The only major party that, to my mind at least, has a long term consistent position is the Lib Dems. Being staunchly centrist is something that they have not deviated from. Labour? I have no clue what they stand for. They have a super majority, but nothing they are doing is vaguely left wing. They are not interested in reversing privatisation, they have done nothing to lift the burden of cost from students with loans. I have no idea whether the NHS is safe with them. It is probably safer than it would be by any party funded by American billionaires, but that is not a vote of confidence. Kemi Badenoch has managed, in less than a year, to make the Tories seem completely irrelevant. She has accidentally moved the party to the left, mainly by making many of her most right wing supporters decamp to Reform. And then there is Reform. We tend to think of Reform as a Right wing party, but some of what Nigel Farage is saying is actually rather left wing. Clamping down on immigration is a long term aim of the Trades Unions, as the lack of cheap labour forces up wages. Other policies such as abolishing the House of Lords, abolishing interest on student loans, banning the UK from exporting waste seem to me to be more Jeremy Corbyn than Jeremy Corbyn.

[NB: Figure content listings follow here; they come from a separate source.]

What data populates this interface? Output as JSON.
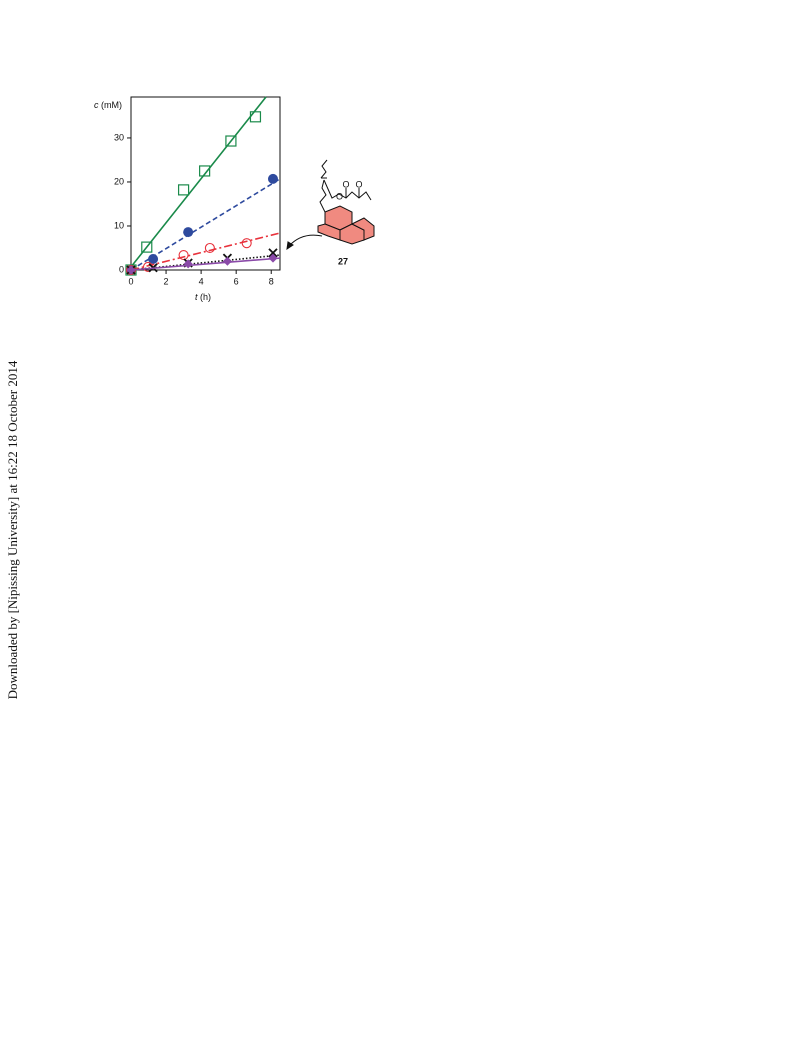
{
  "side_note": "Downloaded by [Nipissing University] at 16:22 18 October 2014",
  "compound_label": "27",
  "chart_data": {
    "type": "scatter",
    "ylabel": {
      "symbol": "c",
      "unit": "(mM)"
    },
    "xlabel": {
      "symbol": "t",
      "unit": "(h)"
    },
    "xlim": [
      0,
      8.5
    ],
    "xticks": [
      0,
      2,
      4,
      6,
      8
    ],
    "ylim": [
      0,
      39.3
    ],
    "yticks": [
      0,
      10,
      20,
      30
    ],
    "series": [
      {
        "color": "#1a8a4a",
        "marker": "open-square",
        "x": [
          0,
          0.9,
          3.0,
          4.2,
          5.7,
          7.1
        ],
        "values": [
          0,
          5.2,
          18.2,
          22.5,
          29.3,
          34.8
        ],
        "fit": {
          "dash": "solid",
          "x": [
            0,
            7.7
          ],
          "values": [
            0.7,
            39.3
          ]
        }
      },
      {
        "color": "#2e4a9e",
        "marker": "filled-circle",
        "x": [
          0,
          1.26,
          3.26,
          8.1
        ],
        "values": [
          0,
          2.5,
          8.6,
          20.7
        ],
        "fit": {
          "dash": "dashed",
          "x": [
            0,
            8.5
          ],
          "values": [
            0,
            20.7
          ]
        }
      },
      {
        "color": "#e8323c",
        "marker": "open-circle",
        "x": [
          0,
          0.97,
          3.0,
          4.5,
          6.6
        ],
        "values": [
          0,
          0.7,
          3.4,
          5.0,
          6.1
        ],
        "fit": {
          "dash": "dash-dot",
          "x": [
            0,
            8.5
          ],
          "values": [
            0,
            8.4
          ]
        }
      },
      {
        "color": "#111111",
        "marker": "cross",
        "x": [
          0,
          1.26,
          3.26,
          5.5,
          8.1
        ],
        "values": [
          0,
          0.5,
          1.6,
          2.7,
          3.9
        ],
        "fit": {
          "dash": "dotted",
          "x": [
            0,
            8.5
          ],
          "values": [
            0,
            3.4
          ]
        }
      },
      {
        "color": "#8a4aa8",
        "marker": "filled-diamond",
        "x": [
          0,
          3.26,
          5.5,
          8.1
        ],
        "values": [
          0,
          1.4,
          2.0,
          2.7
        ],
        "fit": {
          "dash": "solid",
          "x": [
            0,
            8.5
          ],
          "values": [
            0,
            2.7
          ]
        }
      }
    ]
  }
}
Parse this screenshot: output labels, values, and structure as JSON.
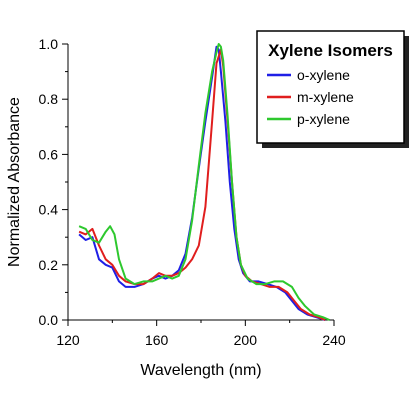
{
  "chart_data": {
    "type": "line",
    "title": "",
    "xlabel": "Wavelength (nm)",
    "ylabel": "Normalized Absorbance",
    "xlim": [
      120,
      240
    ],
    "ylim": [
      0,
      1.0
    ],
    "x_ticks": [
      "120",
      "160",
      "200",
      "240"
    ],
    "y_ticks": [
      "0.0",
      "0.2",
      "0.4",
      "0.6",
      "0.8",
      "1.0"
    ],
    "grid": false,
    "legend": {
      "title": "Xylene Isomers",
      "position": "top-right"
    },
    "series": [
      {
        "name": "o-xylene",
        "color": "#1f1fe6",
        "points": [
          [
            125,
            0.31
          ],
          [
            128,
            0.29
          ],
          [
            131,
            0.3
          ],
          [
            134,
            0.22
          ],
          [
            137,
            0.2
          ],
          [
            140,
            0.19
          ],
          [
            143,
            0.14
          ],
          [
            146,
            0.12
          ],
          [
            150,
            0.12
          ],
          [
            154,
            0.13
          ],
          [
            158,
            0.15
          ],
          [
            161,
            0.16
          ],
          [
            164,
            0.15
          ],
          [
            167,
            0.16
          ],
          [
            170,
            0.18
          ],
          [
            173,
            0.24
          ],
          [
            176,
            0.37
          ],
          [
            179,
            0.55
          ],
          [
            182,
            0.72
          ],
          [
            185,
            0.88
          ],
          [
            187,
            0.99
          ],
          [
            188,
            0.98
          ],
          [
            189,
            0.9
          ],
          [
            191,
            0.72
          ],
          [
            193,
            0.5
          ],
          [
            195,
            0.33
          ],
          [
            197,
            0.22
          ],
          [
            199,
            0.17
          ],
          [
            202,
            0.14
          ],
          [
            206,
            0.14
          ],
          [
            210,
            0.13
          ],
          [
            214,
            0.12
          ],
          [
            218,
            0.1
          ],
          [
            221,
            0.07
          ],
          [
            224,
            0.04
          ],
          [
            228,
            0.02
          ],
          [
            232,
            0.01
          ],
          [
            236,
            0.0
          ]
        ]
      },
      {
        "name": "m-xylene",
        "color": "#e01e1e",
        "points": [
          [
            125,
            0.32
          ],
          [
            128,
            0.31
          ],
          [
            131,
            0.33
          ],
          [
            134,
            0.27
          ],
          [
            137,
            0.22
          ],
          [
            140,
            0.2
          ],
          [
            143,
            0.16
          ],
          [
            146,
            0.14
          ],
          [
            150,
            0.13
          ],
          [
            154,
            0.13
          ],
          [
            158,
            0.15
          ],
          [
            161,
            0.17
          ],
          [
            164,
            0.16
          ],
          [
            167,
            0.16
          ],
          [
            170,
            0.17
          ],
          [
            173,
            0.19
          ],
          [
            176,
            0.22
          ],
          [
            179,
            0.27
          ],
          [
            182,
            0.41
          ],
          [
            185,
            0.72
          ],
          [
            187,
            0.93
          ],
          [
            189,
            0.98
          ],
          [
            190,
            0.92
          ],
          [
            192,
            0.72
          ],
          [
            194,
            0.5
          ],
          [
            196,
            0.3
          ],
          [
            198,
            0.2
          ],
          [
            200,
            0.16
          ],
          [
            203,
            0.14
          ],
          [
            207,
            0.13
          ],
          [
            211,
            0.12
          ],
          [
            215,
            0.12
          ],
          [
            219,
            0.1
          ],
          [
            222,
            0.07
          ],
          [
            225,
            0.04
          ],
          [
            229,
            0.02
          ],
          [
            233,
            0.01
          ],
          [
            236,
            0.0
          ]
        ]
      },
      {
        "name": "p-xylene",
        "color": "#2ec82e",
        "points": [
          [
            125,
            0.34
          ],
          [
            128,
            0.33
          ],
          [
            131,
            0.29
          ],
          [
            134,
            0.28
          ],
          [
            137,
            0.32
          ],
          [
            139,
            0.34
          ],
          [
            141,
            0.31
          ],
          [
            143,
            0.22
          ],
          [
            146,
            0.15
          ],
          [
            150,
            0.13
          ],
          [
            154,
            0.14
          ],
          [
            158,
            0.14
          ],
          [
            161,
            0.15
          ],
          [
            164,
            0.16
          ],
          [
            167,
            0.15
          ],
          [
            170,
            0.16
          ],
          [
            173,
            0.22
          ],
          [
            176,
            0.36
          ],
          [
            179,
            0.56
          ],
          [
            182,
            0.75
          ],
          [
            185,
            0.9
          ],
          [
            187,
            0.97
          ],
          [
            188,
            1.0
          ],
          [
            189,
            0.99
          ],
          [
            190,
            0.94
          ],
          [
            192,
            0.74
          ],
          [
            194,
            0.5
          ],
          [
            196,
            0.3
          ],
          [
            198,
            0.2
          ],
          [
            201,
            0.15
          ],
          [
            205,
            0.13
          ],
          [
            209,
            0.13
          ],
          [
            213,
            0.14
          ],
          [
            217,
            0.14
          ],
          [
            221,
            0.12
          ],
          [
            224,
            0.08
          ],
          [
            227,
            0.05
          ],
          [
            231,
            0.02
          ],
          [
            235,
            0.01
          ],
          [
            238,
            0.0
          ]
        ]
      }
    ]
  }
}
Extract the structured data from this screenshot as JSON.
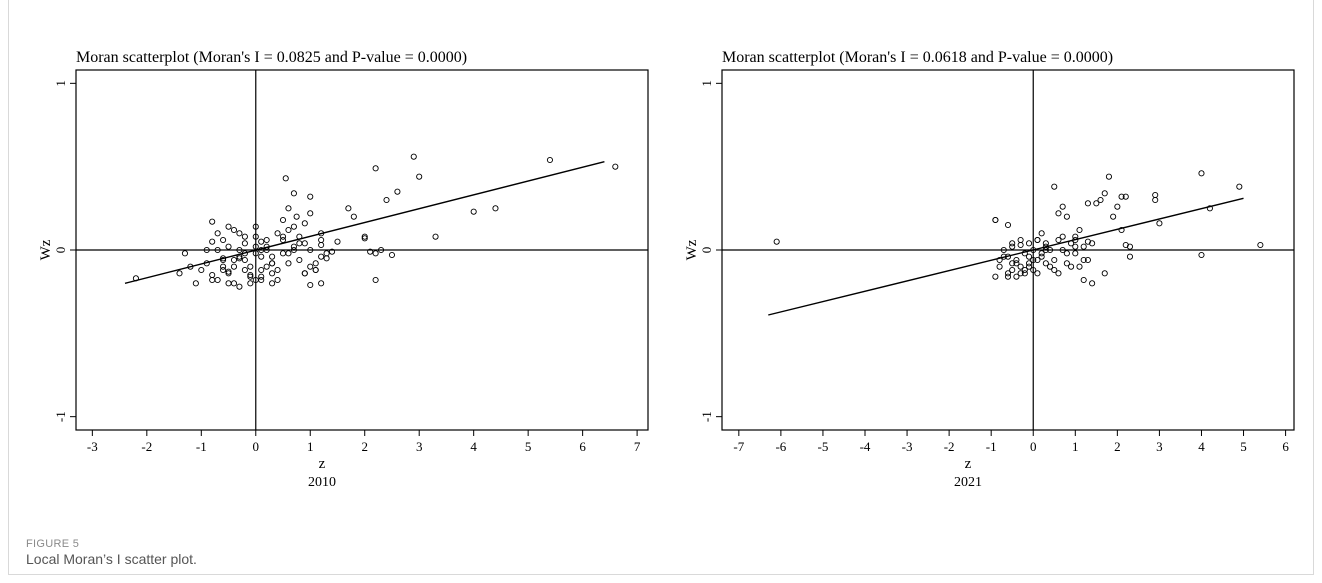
{
  "figure": {
    "label": "FIGURE 5",
    "caption": "Local Moran’s I scatter plot."
  },
  "chart_data": [
    {
      "type": "scatter",
      "title": "Moran scatterplot (Moran's I = 0.0825 and P-value = 0.0000)",
      "xlabel": "z",
      "ylabel": "Wz",
      "subtitle": "2010",
      "xlim": [
        -3.3,
        7.2
      ],
      "ylim": [
        -1.08,
        1.08
      ],
      "xticks": [
        -3,
        -2,
        -1,
        0,
        1,
        2,
        3,
        4,
        5,
        6,
        7
      ],
      "yticks": [
        -1,
        0,
        1
      ],
      "grid": false,
      "fit_line": {
        "x": [
          -2.4,
          6.4
        ],
        "y": [
          -0.2,
          0.53
        ]
      },
      "x": [
        -2.2,
        -1.4,
        -1.3,
        -1.2,
        -1.1,
        -1.0,
        -0.9,
        -0.8,
        -0.8,
        -0.7,
        -0.6,
        -0.5,
        -0.5,
        -0.4,
        -0.3,
        -0.2,
        -0.1,
        0.0,
        0.0,
        0.1,
        0.2,
        0.3,
        0.4,
        0.5,
        0.6,
        0.7,
        0.8,
        0.9,
        1.0,
        1.1,
        1.2,
        1.3,
        1.4,
        -0.9,
        -0.7,
        -0.6,
        -0.4,
        -0.3,
        -0.2,
        -0.1,
        0.0,
        0.1,
        0.2,
        0.3,
        0.4,
        0.5,
        0.6,
        -0.6,
        -0.5,
        -0.3,
        -0.2,
        -0.1,
        0.1,
        0.2,
        0.3,
        -0.8,
        -0.6,
        -0.4,
        -0.2,
        0.0,
        0.2,
        0.4,
        0.6,
        0.8,
        1.0,
        1.2,
        -0.5,
        -0.4,
        -0.2,
        0.0,
        0.1,
        0.3,
        0.5,
        0.7,
        0.9,
        1.1,
        1.3,
        -0.6,
        -0.3,
        -0.1,
        0.1,
        0.3,
        0.5,
        0.7,
        0.9,
        0.55,
        0.6,
        0.7,
        0.75,
        1.0,
        1.0,
        1.2,
        1.7,
        1.8,
        2.0,
        2.0,
        2.1,
        2.2,
        2.3,
        2.4,
        2.5,
        2.2,
        2.6,
        2.9,
        3.0,
        3.3,
        4.0,
        4.4,
        5.4,
        6.6,
        2.2,
        1.5,
        1.2,
        0.9,
        1.0,
        -0.8,
        -0.7,
        -0.5,
        -0.3,
        0.1,
        0.8,
        1.1,
        1.2
      ],
      "y": [
        -0.17,
        -0.14,
        -0.02,
        -0.1,
        -0.2,
        -0.12,
        -0.08,
        -0.15,
        0.05,
        -0.18,
        -0.05,
        -0.2,
        0.02,
        -0.1,
        -0.22,
        -0.06,
        -0.15,
        -0.02,
        -0.18,
        0.05,
        -0.1,
        -0.04,
        -0.12,
        0.08,
        -0.08,
        0.02,
        -0.06,
        -0.14,
        0.0,
        -0.12,
        0.06,
        -0.05,
        -0.01,
        0.0,
        0.1,
        -0.06,
        0.12,
        0.0,
        0.08,
        -0.16,
        0.02,
        -0.12,
        0.06,
        -0.08,
        0.1,
        -0.02,
        0.12,
        -0.1,
        -0.14,
        -0.04,
        0.04,
        -0.1,
        -0.18,
        0.02,
        -0.14,
        -0.18,
        -0.12,
        -0.06,
        -0.02,
        0.08,
        0.0,
        -0.18,
        -0.02,
        0.04,
        -0.1,
        -0.04,
        0.14,
        -0.2,
        -0.12,
        0.14,
        -0.04,
        -0.08,
        0.06,
        0.0,
        0.16,
        -0.08,
        -0.02,
        0.06,
        0.1,
        -0.2,
        -0.16,
        -0.2,
        0.18,
        0.14,
        0.04,
        0.43,
        0.25,
        0.34,
        0.2,
        0.32,
        0.22,
        0.1,
        0.25,
        0.2,
        0.07,
        0.08,
        -0.01,
        0.49,
        0.0,
        0.3,
        -0.03,
        -0.18,
        0.35,
        0.56,
        0.44,
        0.08,
        0.23,
        0.25,
        0.54,
        0.5,
        -0.02,
        0.05,
        -0.2,
        -0.14,
        -0.21,
        0.17,
        0.0,
        -0.13,
        -0.05,
        0.0,
        0.08,
        -0.12,
        0.03
      ]
    },
    {
      "type": "scatter",
      "title": "Moran scatterplot (Moran's I = 0.0618 and P-value = 0.0000)",
      "xlabel": "z",
      "ylabel": "Wz",
      "subtitle": "2021",
      "xlim": [
        -7.4,
        6.2
      ],
      "ylim": [
        -1.08,
        1.08
      ],
      "xticks": [
        -7,
        -6,
        -5,
        -4,
        -3,
        -2,
        -1,
        0,
        1,
        2,
        3,
        4,
        5,
        6
      ],
      "yticks": [
        -1,
        0,
        1
      ],
      "grid": false,
      "fit_line": {
        "x": [
          -6.3,
          5.0
        ],
        "y": [
          -0.39,
          0.31
        ]
      },
      "x": [
        -6.1,
        -0.9,
        -0.9,
        -0.8,
        -0.7,
        -0.6,
        -0.6,
        -0.5,
        -0.5,
        -0.4,
        -0.4,
        -0.3,
        -0.3,
        -0.2,
        -0.2,
        -0.1,
        -0.1,
        0.0,
        0.0,
        0.1,
        0.1,
        0.2,
        0.2,
        0.3,
        0.3,
        0.4,
        0.5,
        0.6,
        0.7,
        0.8,
        0.9,
        1.0,
        1.1,
        1.2,
        1.3,
        1.4,
        -0.8,
        -0.6,
        -0.4,
        -0.2,
        0.0,
        0.2,
        0.4,
        0.6,
        0.8,
        1.0,
        1.2,
        -0.7,
        -0.5,
        -0.3,
        -0.1,
        0.1,
        0.3,
        0.5,
        0.7,
        0.9,
        -0.5,
        -0.3,
        -0.1,
        0.1,
        0.3,
        -0.9,
        -0.6,
        0.5,
        0.6,
        0.7,
        0.8,
        1.0,
        1.1,
        1.3,
        1.5,
        1.6,
        1.7,
        1.8,
        1.9,
        2.0,
        2.1,
        2.2,
        2.2,
        2.3,
        2.9,
        2.9,
        3.0,
        4.0,
        4.0,
        4.2,
        4.9,
        5.4,
        1.4,
        1.2,
        1.7,
        2.1,
        2.3,
        1.3,
        1.0
      ],
      "y": [
        0.05,
        -0.16,
        0.18,
        -0.1,
        0.0,
        -0.14,
        -0.04,
        -0.12,
        0.04,
        -0.16,
        -0.06,
        0.06,
        -0.1,
        -0.02,
        -0.14,
        0.04,
        -0.08,
        0.0,
        -0.12,
        0.06,
        -0.06,
        0.1,
        -0.02,
        -0.08,
        0.04,
        0.0,
        -0.12,
        0.06,
        0.0,
        -0.08,
        0.04,
        -0.02,
        -0.1,
        0.02,
        -0.06,
        0.04,
        -0.06,
        -0.16,
        -0.08,
        -0.12,
        -0.06,
        -0.04,
        -0.1,
        -0.14,
        -0.02,
        0.02,
        -0.18,
        -0.04,
        -0.08,
        -0.14,
        -0.1,
        -0.14,
        0.0,
        -0.06,
        0.08,
        -0.1,
        0.02,
        0.03,
        -0.04,
        0.06,
        0.02,
        0.18,
        0.15,
        0.38,
        0.22,
        0.26,
        0.2,
        0.06,
        0.12,
        0.28,
        0.28,
        0.3,
        0.34,
        0.44,
        0.2,
        0.26,
        0.32,
        0.32,
        0.03,
        -0.04,
        0.33,
        0.3,
        0.16,
        0.46,
        -0.03,
        0.25,
        0.38,
        0.03,
        -0.2,
        -0.06,
        -0.14,
        0.12,
        0.02,
        0.05,
        0.08
      ]
    }
  ]
}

I am not sure that the term left or right wing mean anything at all anymore. To me, the biggest problem is that Great Britain simply doesn't seem to have any serious politicians. To me Starmer is a lawyer in the wrong job. He's clever, but he is not a politician. Only possibly Andy Burnham actually looks like a politician with a grip on reality in Labour. Kemi Badenoch? The Tories should sack her tomorrow and simply replace her with James Cleverly. He is far from perfect but at least he is someone who can string two sentences together without making everyone in the room roll their eyes. Ed Davey is a good leader of the Lib Dems, if they want to always be a protest party. Then there is Nigel Farage. The more I see of him, the clearer it is to me that the man is a complete charlatan. He has had a big influx of Tories, who I assume will want to actually run the party as a professional political organisation. Farage is very good at being a fringe opposition figure. When he faces proper scrutiny, he becomes a different beast. I've no idea where this will lead us. I suspect that if any of the non reform parties get their act together, they might well clean up. I expect Reform to implode over the next two years. If you look at the likes of Anne Widdecombe, Nadine Dorries and the other Tories who have joined them, it is hard to see them ever evolving a harmonious party and winning strategy. They will need to do more than not be Labour to actually win a general election. Some Reform types are getting very excited about the idea of an early general election. The one thing I can guarantee is that turkeys don't vote for Xmas and whilst Labour are behind in the polls, with a super majority, their MP's will happily keep the wages rolling in. And as for Yaxley-Lennon and his dreams of an English civil war. It won't happen. We are British and we just don't do that.